【动态规划】【树的dfs】【LCA】codeforces1111E Tree

本文链接：https://blog.youkuaiyun.com/BUAA_Alchemist/article/details/86765501

E. Tree
time limit per test1.5 seconds
memory limit per test256 megabytes
inputstandard input
outputstandard output
You are given a tree with n nodes and q queries.

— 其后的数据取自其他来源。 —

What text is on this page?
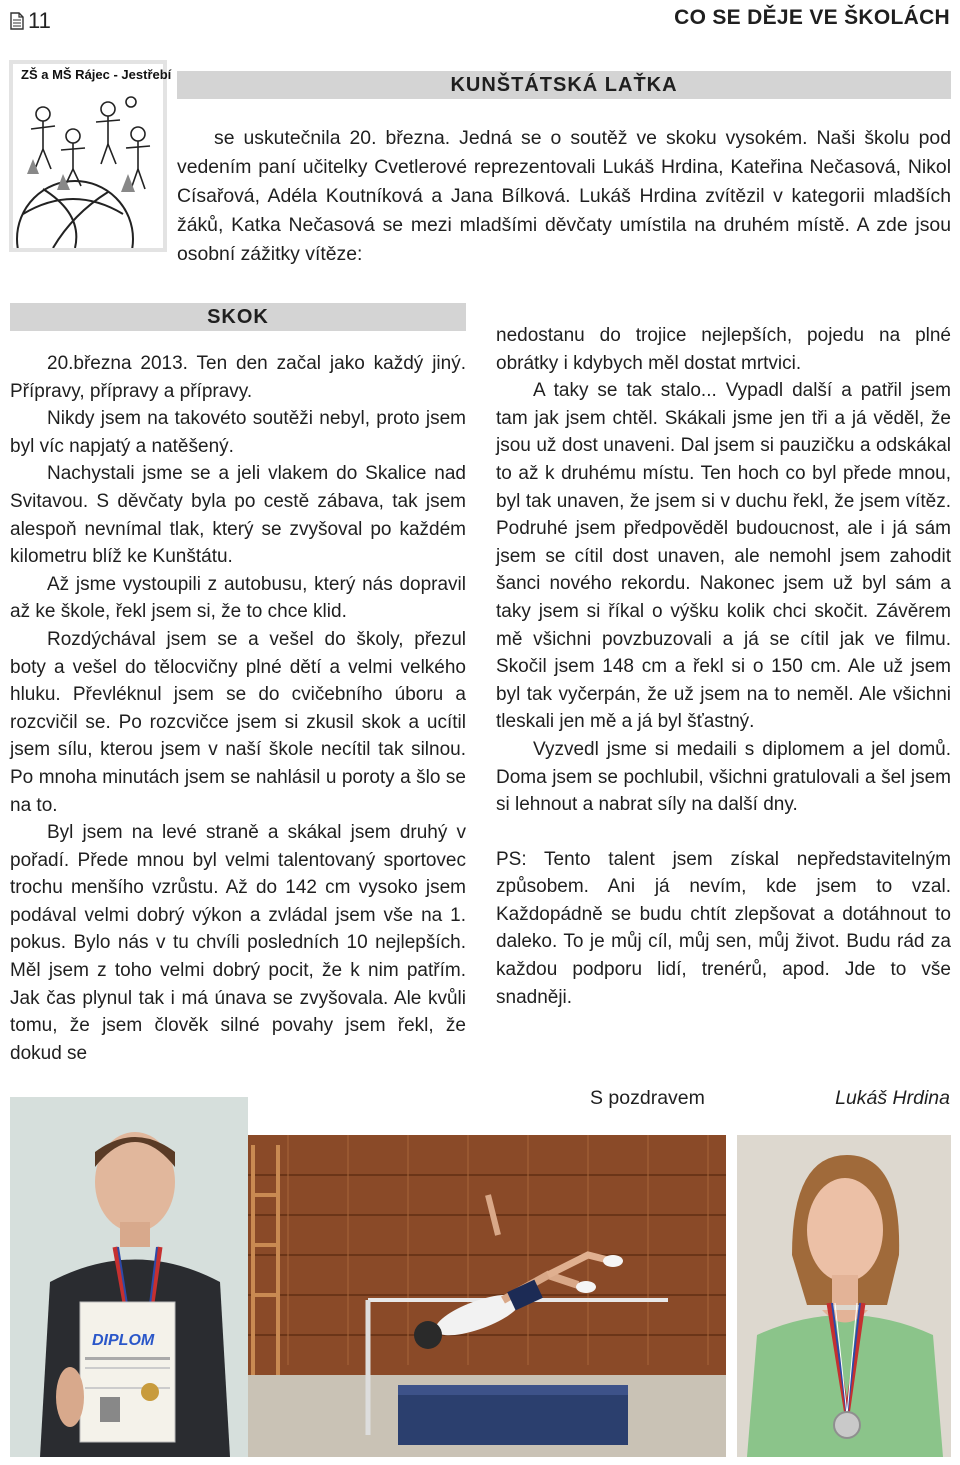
11	CO SE DĚJE VE ŠKOLÁCH
ZŠ a MŠ Rájec - Jestřebí	KUNŠTÁTSKÁ LAŤKA
se uskutečnila 20. března. Jedná se o soutěž ve skoku vysokém. Naši školu pod vedením paní učitelky Cvetlerové reprezentovali Lukáš Hrdina, Kateřina Nečasová, Nikol Císařová, Adéla Koutníková a Jana Bílková. Lukáš Hrdina zvítězil v kategorii mladších žáků, Katka Nečasová se mezi mladšími děvčaty umístila na druhém místě. A zde jsou osobní zážitky vítěze:
SKOK

20.března 2013. Ten den začal jako každý jiný. Přípravy, přípravy a přípravy.

Nikdy jsem na takovéto soutěži nebyl, proto jsem byl víc napjatý a natěšený.

Nachystali jsme se a jeli vlakem do Skalice nad Svitavou. S děvčaty byla po cestě zábava, tak jsem alespoň nevnímal tlak, který se zvyšoval po každém kilometru blíž ke Kunštátu.

Až jsme vystoupili z autobusu, který nás dopravil až ke škole, řekl jsem si, že to chce klid.

Rozdýchával jsem se a vešel do školy, přezul boty a vešel do tělocvičny plné dětí a velmi velkého hluku. Převléknul jsem se do cvičebního úboru a rozcvičil se. Po rozcvičce jsem si zkusil skok a ucítil jsem sílu, kterou jsem v naší škole necítil tak silnou. Po mnoha minutách jsem se nahlásil u poroty a šlo se na to.

Byl jsem na levé straně a skákal jsem druhý v pořadí. Přede mnou byl velmi talentovaný sportovec trochu menšího vzrůstu. Až do 142 cm vysoko jsem podával velmi dobrý výkon a zvládal jsem vše na 1. pokus. Bylo nás v tu chvíli posledních 10 nejlepších. Měl jsem z toho velmi dobrý pocit, že k nim patřím. Jak čas plynul tak i má únava se zvyšovala. Ale kvůli tomu, že jsem člověk silné povahy jsem řekl, že dokud se

nedostanu do trojice nejlepších, pojedu na plné obrátky i kdybych měl dostat mrtvici.

A taky se tak stalo... Vypadl další a patřil jsem tam jak jsem chtěl. Skákali jsme jen tři a já věděl, že jsou už dost unaveni. Dal jsem si pauzičku a odskákal to až k druhému místu. Ten hoch co byl přede mnou, byl tak unaven, že jsem si v duchu řekl, že jsem vítěz. Podruhé jsem předpověděl budoucnost, ale i já sám jsem se cítil dost unaven, ale nemohl jsem zahodit šanci nového rekordu. Nakonec jsem už byl sám a taky jsem si říkal o výšku kolik chci skočit. Závěrem mě všichni povzbuzovali a já se cítil jak ve filmu. Skočil jsem 148 cm a řekl si o 150 cm. Ale už jsem byl tak vyčerpán, že už jsem na to neměl. Ale všichni tleskali jen mě a já byl šťastný.

Vyzvedl jsme si medaili s diplomem a jel domů. Doma jsem se pochlubil, všichni gratulovali a šel jsem si lehnout a nabrat síly na další dny.

PS: Tento talent jsem získal nepředstavitelným způsobem. Ani já nevím, kde jsem to vzal. Každopádně se budu chtít zlepšovat a dotáhnout to daleko. To je můj cíl, můj sen, můj život. Budu rád za každou podporu lidí, trenérů, apod. Jde to vše snadněji.

S pozdravem	Lukáš Hrdina
DIPLOM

Every query starts with three integers k, m and r, followed by k nodes of the tree a1,a2,…,ak. To answer a query, assume that the tree is rooted at r. We want to divide the k given nodes into at most m groups such that the following conditions are met:

Each node should be in exactly one group and each group should have at least one node.
In any group, there should be no two distinct nodes such that one node is an ancestor (direct or indirect) of the other.
You need to output the number of ways modulo 109+7 for every query.

Input
The first line contains two integers n and q (1≤n,q≤105) — the number of vertices in the tree and the number of queries, respectively.

Each of the next n−1 lines contains two integers u and v (1≤u,v≤n,u≠v), denoting an edge connecting vertex u and vertex v. It is guaranteed that the given graph is a tree.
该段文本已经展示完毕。